Die Frage, was mit dem Menschen nach seinem Tod geschieht, ist so alt wie die Menschheit selbst. Und trotzdem gibt es dafür bisher keine sichere Antwort, obgleich die meisten an eine Art ewiges Überleben der menschlichen Seele zu glauben scheinen. Zu diesem Thema gibt es eine schier endlose Fülle an Auffassungen. Diese Arbeit wird sich jedoch ausschließlich mit dem theologischen Aspekt dieser Frage beschäftigen, so wie es vom Autor des zu behandelnden Texts, Joachim Ringleben, vorgegeben ist. In seinem Text "Gott und das Ewige Leben" kämpft er sich sprichwörtlich nicht nur durch die Zeilen der Bibel, insbesondere die des Neuen Testaments, sondern auch durch die Literatur großer Philosophen und Theologen wie Boethius, Barth und Luther, um zu einem eigenen Ergebnis zu kommen. Wer bei Ringleben einen gespannten Bogen zwischen religiösem Glauben und wissenschaftlicher Erkenntnis erwartet, den muss ich enttäuschen, da die absolute Voraussetzung zum Verständnis und zur Akzeptanz des Textes ganz klar zum Vorschein kommen. Für Ringleben hängt unser ewiges Leben einzig und allein von Gott ab. Sein Ansatz ist also ein Theozentrischer, seine Argumentation damit ganz von Gott hergeleitet. Dass damit der biblische Gott gemeint ist, verdeutlicht er, indem er im weiteren Verlauf seines Texts christologische Argumente anwendet. Um sich mit den Aussagen seines Texts vollkommen identifizieren zu können, ist also die persönliche Erkenntnis von Nöten, Gott als den Schöpfer, der lebendig alles in allem verkörpert, zu sehen und Jesus Christus als unseren Erretter, der den "neuen Bund" zwischen Gott und Menschheit repräsentiert, mit seinem Tod für die Vergebung unserer Sünden steht und uns somit als wahrer Gott und wahrer Mensch das ewige Leben schenkt und die Auferstehung der Toten zum ewigen Leben ankündigt. Ringleben versucht sich an einer Definition der "Ewigkeit", wobei er beabsichtigt, den Unterschied zu unserem zeitlichen Denken herauszustellen und er ist bemüht, uns nahe zu bringen als was bzw. wie man sich Gottes Leben vorzustellen hat.
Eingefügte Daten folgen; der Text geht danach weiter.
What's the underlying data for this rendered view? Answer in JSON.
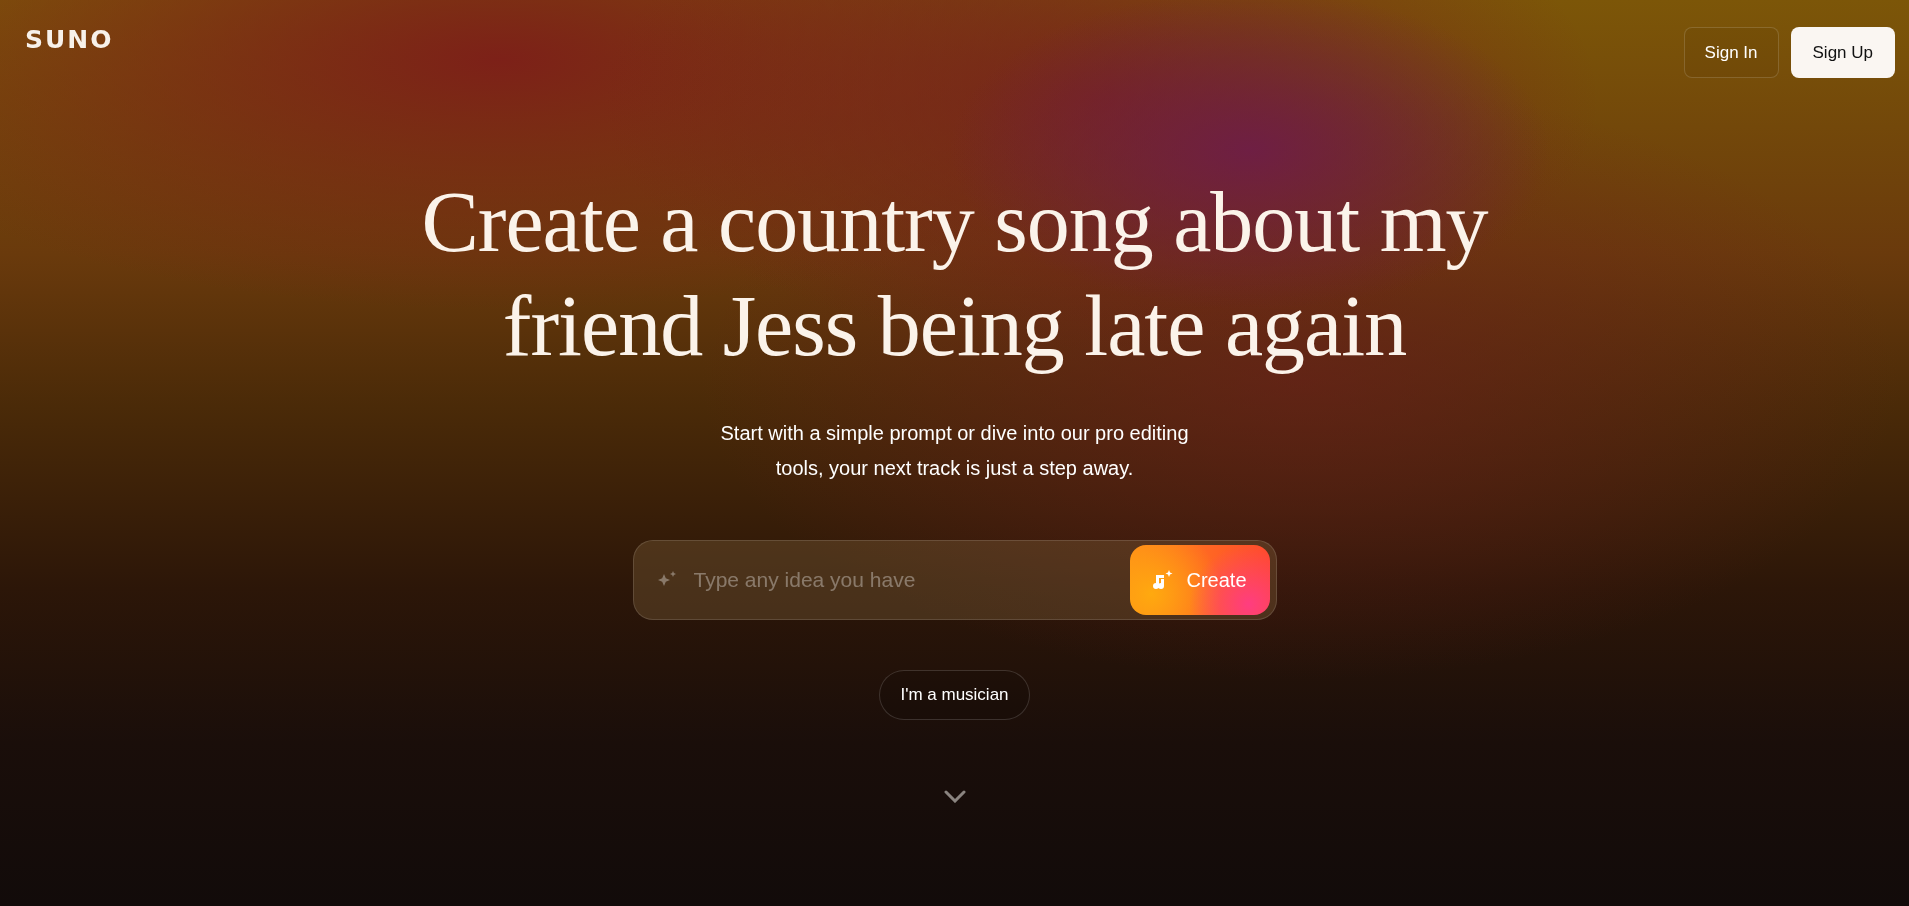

Nur als Teilhabe des Menschen daran sieht er die Möglichkeit unseres individuellen ewigen Lebens, dem wahren Leben, dass durch unseren Tod eingeleitet wird...
Inhaltsverzeichnis
I. Einleitung
II. Tod und Ewigkeit
III. Gott und Ewigkeit
III.1. Der Ewige und der Lebendige
III.2. Gottes ewige Lebendigkeit
IV. Unser ewiges Leben
IV.1. Verhältnis Irdisches Leben & "Wahres" Leben
IV.2. Verhältnis Tod & ewiges Leben
IV.3. Gott & unsere Verewigung
IV.4. "Ewige, schöpferische Erinnerung"
IV.5. "Ewige, schöpferische Anrede"
IV.6. Unser individuelles Überleben
V. Ewiges Leben durch Jesus Christus
VI. Gott alles in allem
VII. Kritische Reflexion über Ringlebens Verständnis zum Thema Gott und das ewige Leben
Zielsetzung & Themen
Die Arbeit analysiert und kritisiert den theologischen Text "Gott und das ewige Leben" von Joachim Ringleben. Dabei steht die Untersuchung der eschatologischen Dimensionen sowie die Frage nach dem individuellen ewigen Leben in Abhängigkeit von einer theozentrischen Perspektive im Zentrum der Forschungsbetrachtung.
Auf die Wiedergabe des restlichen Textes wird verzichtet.